Looking to the north-east we see Skelton, backed by the Upleatham woods. Though but a speck in the landscape, it has contributed more to history than places which boast acres of houses. “From this little nook of Cleveland,” says the local historian, “sprang mighty monarchs, queens, high-chancellors, archbishops, earls, barons, ambassadors, and knights, and, above all, one brilliant and immortal name—Robert Bruce.” We hear of a Robert de Brus, second of the name, trying to dissuade David of Scotland from awaiting the attack of the English army near Northallerton: but the king chose to fight, and lost, as we have already read, the Battle of the Standard. And the sixth baron, Peter de Brus, was one of the resolute band who made his mark at Runnymede, and helped to wrest the right of Liberty from a royal craven.
Then taking a stride to later years, we find the author of Crazy Tales, John Hall Stephenson, the occupant of Skelton Castle, an esquire hospitable and eccentric, the Eugenius of Sterne, who was his willing guest:
“In this retreat, whilom so sweet,
Once Tristram and his cousin dwelt.”
There it was that Sterne bribed a boy to tie the weathercock with its point to the west, hoping thereby to lure the host from his chamber; for Eugenius would never leave his bed while the wind blew from the east, even though good company longed for his presence.
In one of his poems the “crazy” author describes the hill country such as we see it stretching away beyond Cook’s monument:
“Where the beholder stands confounded
At such a scene of mountains bleak;
Where nothing goes
Except some solitary pewit,
And carrion crows,
That seem sincerely to rue it:
Where nothing grows,
So keen it blows,
Save here and there a graceless fir,
From Scotland with its kindred fled,
That moves its arms and makes a stir,
And tosses its fantastic head.”
On Eston Nab, that bold hill between us and the Tees, is an ancient camp, and graves supposed to be two thousand years old. Kildale, in the opposite direction, had once a diabolical notoriety; for there the devil played many a prank, and drank the church-well dry, so that the priest could get no holy water. Ingleby Manor, an antique Tudor house, belonged to the Foulis family, who gave a noteworthy captain to the army of the Parliament. And other historic names—the D’Arcys, Eures, Percys, and Baliols—all had estates overlooked by Rosebury. Wilton Castle, not far from the foot of Eston Nab, was built by Sir John Lowther, about fifty years ago, on the site of a fortress once held by the Bulmers.

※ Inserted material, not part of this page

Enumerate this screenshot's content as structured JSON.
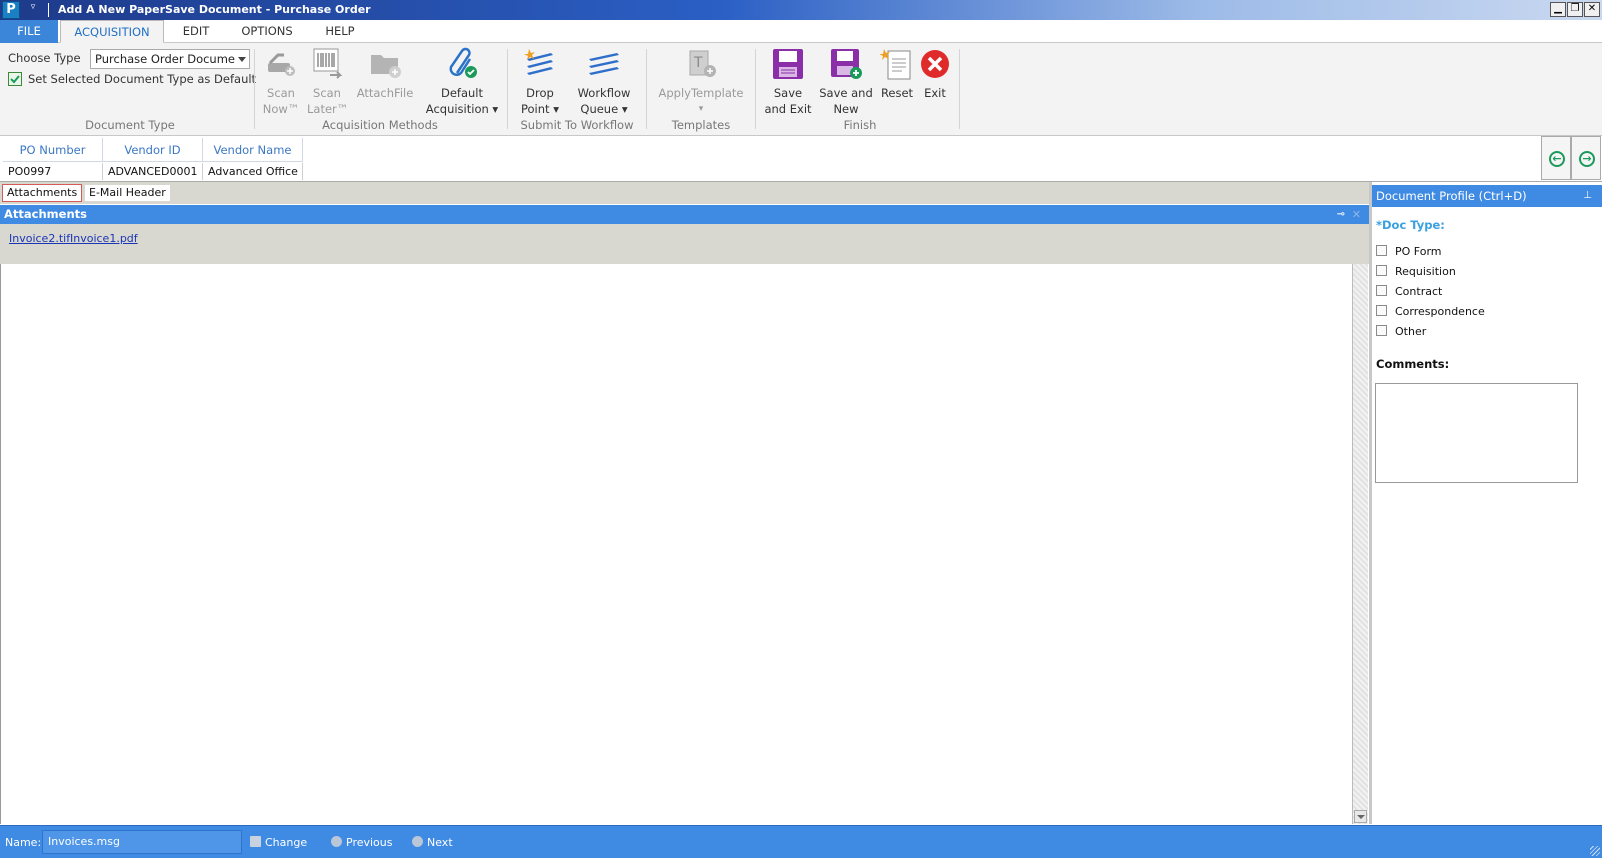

Now to return for a moment to the hill itself: the topmost rocks are of the same formation as those we saw stretching into the sea at Redcar, uptilted more than a thousand feet in a distance of ten miles. And lower down, as if to exemplify the geology of the North Riding in one spot, a thick stratum of alum-rock is found, with ironstone, limestone, jet and coal, and numerous fossil shells. And it illustrates meteorological phenomena, for, from time immemorial, weatherwise folk have said,
“When Rosebury Topping wears a cap,
Let Cleveland then beware a clap.”
More than an hour slipped away while I lounged and loitered, making the round of the summit again and again, till it seemed that the landscape had become familiar to me. Then the solitude was broken by the arrival of strangers, who came scrambling up the hill, encouraging one another, with cheerful voices. They gained the rocks at last, panting; two families from Middlesborough, husbands, wives, boys and girls, and a baby, with plenty to eat and drink in their baskets, come from the murky town to pass the Sunday on the breezy hill-top. How they enjoyed the pure air and the wide prospect; and how they wondered to find room for a camp-meeting on a summit which, from their homes, looked as if it were only a blunt point! They told me that a trip to Rosebury Topping was an especial recreation for the people of Middlesborough—a town which, by the way, is built on a swampy site, where the only redeeming feature is ready access to a navigable river. I remember what it was before the houses were built. A drearier spot could not be imagined: one of those places which, as Punch says, “you want never to hear of, and hope never to see.”